Der Eingang zu 'Lo de Celia' sieht ein bisschen, wie der eines Ganovenlokals aus. Wie bei vielen Milongas gibt es kein großes Schild, sondern nur ein Portier, der die hineingehende Kundschaft kurz einschätzt und sie durchläßt, oder auch nicht. Er ist auch für die Bestellung von Taxen und Remis (Privatautos, billiger als normale Taxen, müssen mit Zeit vorbestellt werden und machen in der Regel nur längeren Fahrten) verantwortlich. Der Treppenaufgang ist schmal und gelblich beleuchtet, er hat etwas sonderbares: ob man in einem Amt, einem Puff oder tatsächlich einer Milonga reingeht, entscheidet sich im aller letzten Sekunden, wenn man an der 'boletería' ein Eintritt für 2 pesos (damas), bzw. 3 pesos (caballeros) bei 'Don Eduardo' kauft, ein Mann, der so aussieht, als habe er nie woanders gelebt, außer in dieser Kabine.
'Lo de Celia' ist eins jener traditionalen Lokalen, in denen Frauen und Männer getrennt sitzen. Angekommen, wird man einzeln von der Gastgeberin gegrüßt und eines Platzes zugewiesen.
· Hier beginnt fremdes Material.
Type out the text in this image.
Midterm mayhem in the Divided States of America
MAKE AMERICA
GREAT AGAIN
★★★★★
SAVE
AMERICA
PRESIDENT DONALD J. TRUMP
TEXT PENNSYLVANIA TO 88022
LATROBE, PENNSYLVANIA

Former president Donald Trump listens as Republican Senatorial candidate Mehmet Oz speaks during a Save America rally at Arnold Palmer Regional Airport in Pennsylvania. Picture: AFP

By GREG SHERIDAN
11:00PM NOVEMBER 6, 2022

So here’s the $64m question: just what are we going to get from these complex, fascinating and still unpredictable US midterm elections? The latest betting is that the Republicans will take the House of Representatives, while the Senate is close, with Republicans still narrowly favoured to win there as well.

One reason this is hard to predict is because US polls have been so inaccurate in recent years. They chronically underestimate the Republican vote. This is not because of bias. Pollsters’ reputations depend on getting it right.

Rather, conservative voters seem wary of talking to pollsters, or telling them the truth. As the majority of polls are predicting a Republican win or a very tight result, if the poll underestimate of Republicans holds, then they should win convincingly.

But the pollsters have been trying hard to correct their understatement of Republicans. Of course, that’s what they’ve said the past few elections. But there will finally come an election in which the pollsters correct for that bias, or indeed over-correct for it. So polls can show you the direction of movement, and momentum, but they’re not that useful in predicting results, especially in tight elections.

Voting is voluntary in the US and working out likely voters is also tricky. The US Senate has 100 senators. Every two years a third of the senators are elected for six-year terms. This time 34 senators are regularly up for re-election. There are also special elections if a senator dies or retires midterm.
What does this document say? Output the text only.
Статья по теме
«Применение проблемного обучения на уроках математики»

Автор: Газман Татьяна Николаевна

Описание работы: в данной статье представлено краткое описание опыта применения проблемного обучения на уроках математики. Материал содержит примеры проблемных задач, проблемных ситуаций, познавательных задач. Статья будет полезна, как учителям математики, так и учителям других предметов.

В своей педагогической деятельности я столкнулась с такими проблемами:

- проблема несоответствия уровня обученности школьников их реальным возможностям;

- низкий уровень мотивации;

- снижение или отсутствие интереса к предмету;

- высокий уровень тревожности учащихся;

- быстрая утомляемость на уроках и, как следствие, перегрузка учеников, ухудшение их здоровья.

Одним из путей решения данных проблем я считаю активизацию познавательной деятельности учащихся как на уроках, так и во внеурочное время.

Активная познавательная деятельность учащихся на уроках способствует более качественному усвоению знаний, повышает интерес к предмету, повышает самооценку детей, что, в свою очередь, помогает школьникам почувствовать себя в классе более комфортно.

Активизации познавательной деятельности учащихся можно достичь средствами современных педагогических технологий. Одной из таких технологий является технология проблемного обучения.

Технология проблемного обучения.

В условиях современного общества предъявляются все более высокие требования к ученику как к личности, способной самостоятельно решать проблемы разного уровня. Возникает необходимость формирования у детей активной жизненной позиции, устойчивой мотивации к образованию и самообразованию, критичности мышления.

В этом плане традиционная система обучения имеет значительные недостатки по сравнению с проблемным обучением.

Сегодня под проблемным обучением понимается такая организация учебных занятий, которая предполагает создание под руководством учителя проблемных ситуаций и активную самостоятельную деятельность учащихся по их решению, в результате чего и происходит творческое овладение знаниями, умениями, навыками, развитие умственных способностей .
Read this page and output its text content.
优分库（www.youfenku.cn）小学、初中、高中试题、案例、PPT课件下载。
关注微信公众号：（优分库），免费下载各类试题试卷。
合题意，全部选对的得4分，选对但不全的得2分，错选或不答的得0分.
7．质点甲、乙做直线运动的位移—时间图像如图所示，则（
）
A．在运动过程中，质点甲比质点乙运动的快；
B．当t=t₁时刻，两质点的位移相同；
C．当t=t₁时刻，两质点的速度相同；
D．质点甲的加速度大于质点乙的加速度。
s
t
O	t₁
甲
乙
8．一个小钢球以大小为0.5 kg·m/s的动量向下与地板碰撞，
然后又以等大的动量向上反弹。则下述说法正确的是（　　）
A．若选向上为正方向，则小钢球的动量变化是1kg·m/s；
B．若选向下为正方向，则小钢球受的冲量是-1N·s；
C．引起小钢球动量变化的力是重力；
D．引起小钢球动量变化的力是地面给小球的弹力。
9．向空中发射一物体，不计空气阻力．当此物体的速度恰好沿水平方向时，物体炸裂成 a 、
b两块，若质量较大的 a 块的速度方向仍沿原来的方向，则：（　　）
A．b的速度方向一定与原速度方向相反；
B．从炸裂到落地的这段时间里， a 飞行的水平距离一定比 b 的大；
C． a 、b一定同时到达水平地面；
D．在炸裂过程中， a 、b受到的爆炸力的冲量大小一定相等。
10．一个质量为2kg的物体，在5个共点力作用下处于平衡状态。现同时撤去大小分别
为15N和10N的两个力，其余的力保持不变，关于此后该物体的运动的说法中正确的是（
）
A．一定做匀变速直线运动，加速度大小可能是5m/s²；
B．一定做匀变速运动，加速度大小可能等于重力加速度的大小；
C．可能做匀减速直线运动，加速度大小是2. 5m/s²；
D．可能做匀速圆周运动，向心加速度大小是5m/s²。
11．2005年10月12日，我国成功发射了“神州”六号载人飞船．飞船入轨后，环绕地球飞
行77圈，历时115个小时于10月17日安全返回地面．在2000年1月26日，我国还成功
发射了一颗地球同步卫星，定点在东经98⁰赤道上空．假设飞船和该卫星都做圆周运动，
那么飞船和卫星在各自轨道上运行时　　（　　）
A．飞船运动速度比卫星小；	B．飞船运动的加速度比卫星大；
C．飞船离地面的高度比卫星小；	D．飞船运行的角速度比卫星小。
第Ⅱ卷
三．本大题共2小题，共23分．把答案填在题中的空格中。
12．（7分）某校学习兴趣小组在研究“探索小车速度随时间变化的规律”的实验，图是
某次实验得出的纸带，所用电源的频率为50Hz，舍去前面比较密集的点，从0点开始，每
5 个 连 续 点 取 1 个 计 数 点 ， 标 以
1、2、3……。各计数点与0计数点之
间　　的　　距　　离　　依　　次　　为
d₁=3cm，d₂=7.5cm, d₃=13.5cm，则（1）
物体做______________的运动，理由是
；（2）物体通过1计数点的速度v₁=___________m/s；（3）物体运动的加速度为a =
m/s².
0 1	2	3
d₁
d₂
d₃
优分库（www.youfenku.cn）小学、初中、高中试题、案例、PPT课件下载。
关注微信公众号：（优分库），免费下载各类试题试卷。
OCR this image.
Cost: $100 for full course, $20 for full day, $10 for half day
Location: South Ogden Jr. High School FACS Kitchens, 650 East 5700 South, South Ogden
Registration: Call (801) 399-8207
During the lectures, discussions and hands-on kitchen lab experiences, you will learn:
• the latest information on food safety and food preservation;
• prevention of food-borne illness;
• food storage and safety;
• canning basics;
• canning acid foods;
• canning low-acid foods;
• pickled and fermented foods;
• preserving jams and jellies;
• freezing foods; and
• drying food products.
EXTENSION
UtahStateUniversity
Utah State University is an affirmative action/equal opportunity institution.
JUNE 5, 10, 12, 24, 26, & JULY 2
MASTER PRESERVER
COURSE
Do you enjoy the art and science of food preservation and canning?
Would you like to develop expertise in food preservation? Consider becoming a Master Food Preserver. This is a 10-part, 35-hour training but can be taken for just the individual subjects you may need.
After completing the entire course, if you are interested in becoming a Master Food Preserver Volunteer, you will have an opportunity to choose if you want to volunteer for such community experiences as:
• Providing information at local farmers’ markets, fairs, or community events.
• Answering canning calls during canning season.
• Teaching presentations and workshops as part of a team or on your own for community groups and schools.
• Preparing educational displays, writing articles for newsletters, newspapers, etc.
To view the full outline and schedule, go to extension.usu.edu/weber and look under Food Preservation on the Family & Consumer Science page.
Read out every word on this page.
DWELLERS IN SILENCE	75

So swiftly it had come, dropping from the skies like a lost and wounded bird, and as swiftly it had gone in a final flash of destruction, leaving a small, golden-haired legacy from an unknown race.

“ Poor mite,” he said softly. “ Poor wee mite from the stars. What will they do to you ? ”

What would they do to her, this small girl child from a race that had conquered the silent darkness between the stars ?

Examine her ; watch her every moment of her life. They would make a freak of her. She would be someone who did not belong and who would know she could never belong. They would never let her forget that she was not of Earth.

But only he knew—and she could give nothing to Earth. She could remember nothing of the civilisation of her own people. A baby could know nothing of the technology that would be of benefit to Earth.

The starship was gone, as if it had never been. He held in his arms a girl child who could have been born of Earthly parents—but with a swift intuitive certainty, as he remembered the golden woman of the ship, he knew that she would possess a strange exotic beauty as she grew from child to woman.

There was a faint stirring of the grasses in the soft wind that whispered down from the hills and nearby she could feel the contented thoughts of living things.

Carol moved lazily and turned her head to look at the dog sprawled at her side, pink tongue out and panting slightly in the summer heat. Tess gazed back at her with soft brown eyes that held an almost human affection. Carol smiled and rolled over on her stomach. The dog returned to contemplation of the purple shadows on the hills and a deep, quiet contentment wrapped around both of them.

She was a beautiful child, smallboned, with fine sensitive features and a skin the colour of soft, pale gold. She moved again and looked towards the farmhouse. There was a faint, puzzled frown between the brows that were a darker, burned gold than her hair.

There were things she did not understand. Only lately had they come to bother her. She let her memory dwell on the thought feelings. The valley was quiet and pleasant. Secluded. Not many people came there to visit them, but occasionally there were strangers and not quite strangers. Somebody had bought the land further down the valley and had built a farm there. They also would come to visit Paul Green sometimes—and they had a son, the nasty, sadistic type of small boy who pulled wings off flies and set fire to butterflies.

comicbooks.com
Um die Tanzfläche herum, wie in Mannschaften aufgeteilt sitzen sich einer Frauengruppe der anderen gegenüber, während das gleiche aber quer dazu mit den Männergruppen geschieht. Man muss anmerken, dass die Sitzlokalisation der Männer auch noch stark hierarchisiert ist. an der Seite des Eingangs, zur Anerkennung, sitzen die eingefleischten Milongueros zusammen, die die für und im Tango leben. Auf der gegenüberliegenden Seite, sitzen die andere Männern. Bei den Frauen ist dies nicht so markant, aber dennoch auch gegeben. Und zwar: nur die beliebten Milongueras werden an der ersten Reihe der jeweiligen Seite plaziert, damit sie rasch und ohne Hindernisse auf die Tanzfläche gehen können. Die anderen, die an der zweiten Reihe sitzen, haben mehr Schwierigkeiten, vor allem wenn es voll ist, auf die Tanzfläche zu gelangen. Nun sitzen Männern und Weibern derart, dass jeden verbalen Kontakt einfach unmöglich ist. Durch die Sitzordnung und Einreihung wird jeden Gang um die Tanzfläche herum zu einem Unternehmen, das man nur im Notfall (Toilette & Co.) angehen sollte. In diesem Zusammenhang wird die Beherrschung der Technik des 'Cabeceo' (mit dem Kopf nickend jemand auffordern, bzw. dadurch signalisieren, dass man sich aufgefördert fühlt) zu einer überlebensnotwendigen Qualität eines jeden Tanzwütigen. Ein gekonntes 'Cabeceo' zeichnet sich durch einen entschlossenen fragenden Blick, der aber nicht überdeutlich sein darf, sonst könnten sich die anderen potentiellen Deutern des Signals, um die intendierte Person herum gemeint fühlen. Außerdem, da es auch beim 'Cabeceo' Körbe gibt, will der Fragende nicht, dass die anderen mitbekommen, er sei abgewiesen worden. Ein Korb zu geben ist sehr einfach, entweder man ignoriert den Blick oder wenn die Augen sich irrtümlicherweise getroffen haben sollten, sollte man dann auf gar keinen Fall mit dem Kopf nicken oder irgendeine vertikale Bewegung damit machen und langsam aber kontinuierlich den Blick einfach abwenden. Am aller wichtigsten ist es aber: soweit man sich gemeint gefühlt hat, sollte man irgendeine angemessenen Reaktion zeigen (die Intention aufzustehen u.s.w.), denn keiner der Partien weiß, bis man an die Tanzfläche angekommen ist, ob die Kommunikation erfolgt ist und eine verspätete Reaktion wird schnell als mißlungener Versuch gedeutet.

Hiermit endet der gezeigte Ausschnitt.